Citation:
Simon French, Tim Bedford, Simon J.T. Pollard, Emma Soane, Human reliability analysis: A critique and review for managers, Safety Science, Volume 49, Issue 6, July 2011, Pages 753-763.
Abstract:
In running our increasingly complex business systems, formal risk analyses and
risk management techniques are becoming a more important part of a manager's
tool-kit. Moreover, it is also becoming apparent that human behaviour is often a
root or significant contributing cause of system failure. This latter
observation is not novel; for more than 30 years it has been recognised that the
role of human operations in safety critical systems is so important that they
should be explicitly modelled as part of the risk assessment of plant
operations.
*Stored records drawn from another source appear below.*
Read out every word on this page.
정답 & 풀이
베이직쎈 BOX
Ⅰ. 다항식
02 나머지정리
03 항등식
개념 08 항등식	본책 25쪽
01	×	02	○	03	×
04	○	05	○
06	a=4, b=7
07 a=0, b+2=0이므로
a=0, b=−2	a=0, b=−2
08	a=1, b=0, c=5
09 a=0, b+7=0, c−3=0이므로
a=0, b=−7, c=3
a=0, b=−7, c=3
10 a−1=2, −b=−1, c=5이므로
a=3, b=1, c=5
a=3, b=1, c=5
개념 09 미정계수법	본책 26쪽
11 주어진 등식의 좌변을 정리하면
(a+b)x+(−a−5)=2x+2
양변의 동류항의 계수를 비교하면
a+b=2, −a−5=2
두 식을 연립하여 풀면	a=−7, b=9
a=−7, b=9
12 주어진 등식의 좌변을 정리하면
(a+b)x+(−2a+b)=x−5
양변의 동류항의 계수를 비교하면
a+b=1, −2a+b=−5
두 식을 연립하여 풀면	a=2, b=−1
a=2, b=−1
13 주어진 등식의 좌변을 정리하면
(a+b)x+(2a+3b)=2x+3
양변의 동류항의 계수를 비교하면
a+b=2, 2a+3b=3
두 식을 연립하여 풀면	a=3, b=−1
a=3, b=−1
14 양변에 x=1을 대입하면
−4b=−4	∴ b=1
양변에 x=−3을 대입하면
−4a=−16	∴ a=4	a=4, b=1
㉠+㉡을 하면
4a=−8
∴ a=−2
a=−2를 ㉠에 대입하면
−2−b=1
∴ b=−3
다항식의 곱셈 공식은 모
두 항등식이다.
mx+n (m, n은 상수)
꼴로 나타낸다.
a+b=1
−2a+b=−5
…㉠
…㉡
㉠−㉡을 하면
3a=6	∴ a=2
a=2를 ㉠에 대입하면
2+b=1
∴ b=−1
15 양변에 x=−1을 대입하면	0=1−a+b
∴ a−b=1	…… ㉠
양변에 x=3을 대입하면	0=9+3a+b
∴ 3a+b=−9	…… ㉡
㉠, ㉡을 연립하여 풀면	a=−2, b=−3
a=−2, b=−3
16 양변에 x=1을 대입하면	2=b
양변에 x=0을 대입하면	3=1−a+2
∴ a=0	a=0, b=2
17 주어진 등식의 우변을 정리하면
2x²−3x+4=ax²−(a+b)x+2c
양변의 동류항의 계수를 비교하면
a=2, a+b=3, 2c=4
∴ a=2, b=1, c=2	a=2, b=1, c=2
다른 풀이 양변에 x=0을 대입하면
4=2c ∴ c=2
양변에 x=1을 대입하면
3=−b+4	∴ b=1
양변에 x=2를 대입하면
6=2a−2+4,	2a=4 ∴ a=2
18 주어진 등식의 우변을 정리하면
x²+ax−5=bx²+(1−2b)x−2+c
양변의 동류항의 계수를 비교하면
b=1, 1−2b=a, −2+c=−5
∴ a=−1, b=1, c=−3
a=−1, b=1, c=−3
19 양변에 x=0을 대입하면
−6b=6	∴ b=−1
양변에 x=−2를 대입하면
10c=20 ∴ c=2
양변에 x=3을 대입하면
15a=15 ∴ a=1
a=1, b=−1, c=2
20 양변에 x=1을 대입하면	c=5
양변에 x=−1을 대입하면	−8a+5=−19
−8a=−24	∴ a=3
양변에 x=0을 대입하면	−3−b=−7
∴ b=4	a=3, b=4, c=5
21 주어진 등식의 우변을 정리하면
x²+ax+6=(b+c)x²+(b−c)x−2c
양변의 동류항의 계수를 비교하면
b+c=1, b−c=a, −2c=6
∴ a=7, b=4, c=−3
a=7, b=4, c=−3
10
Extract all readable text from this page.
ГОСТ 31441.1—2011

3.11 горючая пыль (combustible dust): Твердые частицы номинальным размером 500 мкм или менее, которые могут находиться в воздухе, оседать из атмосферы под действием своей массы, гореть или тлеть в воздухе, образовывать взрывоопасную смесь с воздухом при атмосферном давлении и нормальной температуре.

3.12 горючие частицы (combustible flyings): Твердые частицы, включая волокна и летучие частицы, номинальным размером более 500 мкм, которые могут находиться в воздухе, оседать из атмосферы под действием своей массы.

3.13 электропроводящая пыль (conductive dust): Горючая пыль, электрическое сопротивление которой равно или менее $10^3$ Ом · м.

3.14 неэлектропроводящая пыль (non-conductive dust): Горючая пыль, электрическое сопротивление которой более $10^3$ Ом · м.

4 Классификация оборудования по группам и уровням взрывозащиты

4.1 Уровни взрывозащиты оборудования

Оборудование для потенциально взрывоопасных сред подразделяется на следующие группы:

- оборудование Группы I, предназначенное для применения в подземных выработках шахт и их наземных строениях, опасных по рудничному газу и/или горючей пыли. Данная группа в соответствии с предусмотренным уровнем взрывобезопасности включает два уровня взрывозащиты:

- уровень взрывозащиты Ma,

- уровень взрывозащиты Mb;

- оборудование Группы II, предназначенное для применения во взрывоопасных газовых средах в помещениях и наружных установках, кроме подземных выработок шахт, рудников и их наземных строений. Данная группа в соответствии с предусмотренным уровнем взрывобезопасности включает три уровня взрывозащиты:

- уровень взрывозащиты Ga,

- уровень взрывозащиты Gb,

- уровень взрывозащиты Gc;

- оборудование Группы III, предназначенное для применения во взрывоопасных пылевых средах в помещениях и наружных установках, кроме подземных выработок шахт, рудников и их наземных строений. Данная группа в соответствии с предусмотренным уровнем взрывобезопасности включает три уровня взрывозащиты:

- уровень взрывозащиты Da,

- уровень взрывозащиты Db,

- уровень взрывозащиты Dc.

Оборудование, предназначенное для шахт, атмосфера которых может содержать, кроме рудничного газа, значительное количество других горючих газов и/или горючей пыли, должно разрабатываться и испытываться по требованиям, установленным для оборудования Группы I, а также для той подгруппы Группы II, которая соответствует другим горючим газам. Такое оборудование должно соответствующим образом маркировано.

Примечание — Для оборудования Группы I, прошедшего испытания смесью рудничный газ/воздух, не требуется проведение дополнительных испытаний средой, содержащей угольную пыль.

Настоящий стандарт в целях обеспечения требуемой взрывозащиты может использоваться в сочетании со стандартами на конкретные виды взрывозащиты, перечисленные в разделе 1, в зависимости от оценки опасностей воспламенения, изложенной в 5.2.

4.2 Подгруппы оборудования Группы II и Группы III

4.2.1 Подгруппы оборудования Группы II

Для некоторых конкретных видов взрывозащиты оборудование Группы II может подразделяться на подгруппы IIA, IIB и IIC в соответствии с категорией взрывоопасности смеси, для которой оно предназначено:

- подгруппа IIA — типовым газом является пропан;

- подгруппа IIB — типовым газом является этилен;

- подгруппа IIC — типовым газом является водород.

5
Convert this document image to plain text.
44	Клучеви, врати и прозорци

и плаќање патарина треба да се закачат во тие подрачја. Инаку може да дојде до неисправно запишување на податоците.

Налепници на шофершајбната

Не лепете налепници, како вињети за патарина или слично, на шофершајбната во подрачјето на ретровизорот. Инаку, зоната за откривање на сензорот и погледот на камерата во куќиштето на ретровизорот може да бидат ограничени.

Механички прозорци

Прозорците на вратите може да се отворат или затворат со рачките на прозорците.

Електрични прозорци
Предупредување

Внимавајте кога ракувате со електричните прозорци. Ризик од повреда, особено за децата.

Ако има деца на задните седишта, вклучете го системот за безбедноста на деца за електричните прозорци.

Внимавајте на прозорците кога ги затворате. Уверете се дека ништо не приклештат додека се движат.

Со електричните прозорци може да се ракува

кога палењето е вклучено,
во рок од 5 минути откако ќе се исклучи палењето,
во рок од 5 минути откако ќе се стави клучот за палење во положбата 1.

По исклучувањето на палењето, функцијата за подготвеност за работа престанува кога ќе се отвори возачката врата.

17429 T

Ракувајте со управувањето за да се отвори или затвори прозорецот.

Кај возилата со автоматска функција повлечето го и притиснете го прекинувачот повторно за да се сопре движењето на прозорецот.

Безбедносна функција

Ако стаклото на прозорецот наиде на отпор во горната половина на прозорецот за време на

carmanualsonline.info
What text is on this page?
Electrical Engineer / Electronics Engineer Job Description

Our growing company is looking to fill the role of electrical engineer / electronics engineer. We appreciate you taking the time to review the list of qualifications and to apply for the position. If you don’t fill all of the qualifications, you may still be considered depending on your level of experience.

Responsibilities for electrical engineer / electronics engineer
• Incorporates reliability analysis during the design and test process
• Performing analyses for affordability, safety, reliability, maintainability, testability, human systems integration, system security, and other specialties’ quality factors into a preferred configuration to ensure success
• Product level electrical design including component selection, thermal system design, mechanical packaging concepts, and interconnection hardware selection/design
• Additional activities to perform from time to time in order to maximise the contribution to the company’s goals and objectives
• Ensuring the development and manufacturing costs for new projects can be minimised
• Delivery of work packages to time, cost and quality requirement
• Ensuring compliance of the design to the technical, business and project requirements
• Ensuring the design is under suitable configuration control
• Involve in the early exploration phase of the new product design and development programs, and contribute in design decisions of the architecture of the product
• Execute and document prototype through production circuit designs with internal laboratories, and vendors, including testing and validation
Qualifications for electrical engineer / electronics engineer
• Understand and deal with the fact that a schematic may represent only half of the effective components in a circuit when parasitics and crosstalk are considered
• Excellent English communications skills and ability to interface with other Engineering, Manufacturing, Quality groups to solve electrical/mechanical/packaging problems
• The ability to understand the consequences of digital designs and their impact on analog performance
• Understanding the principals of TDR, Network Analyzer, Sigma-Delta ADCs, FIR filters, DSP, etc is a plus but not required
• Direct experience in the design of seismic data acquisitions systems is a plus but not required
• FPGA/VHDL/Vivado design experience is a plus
This has led to the development of a range of methods under the
general heading of human reliability analysis (HRA) to account for the effects
of human error in risk and reliability analysis. The modelling approaches used
in HRA, however, tend to be focussed on easily describable sequential, generally
low-level tasks, which are not the main source of systemic errors. Moreover,
they focus on errors rather than the effects of all forms of human behaviour. In
this paper we review and discuss HRA methodologies, arguing that there is a need
for considerable further research and development before they meet the needs of
modern risk and reliability analyses and are able to provide managers with the
guidance they need to manage complex systems safely. We provide some suggestions
for how work in this area should develop.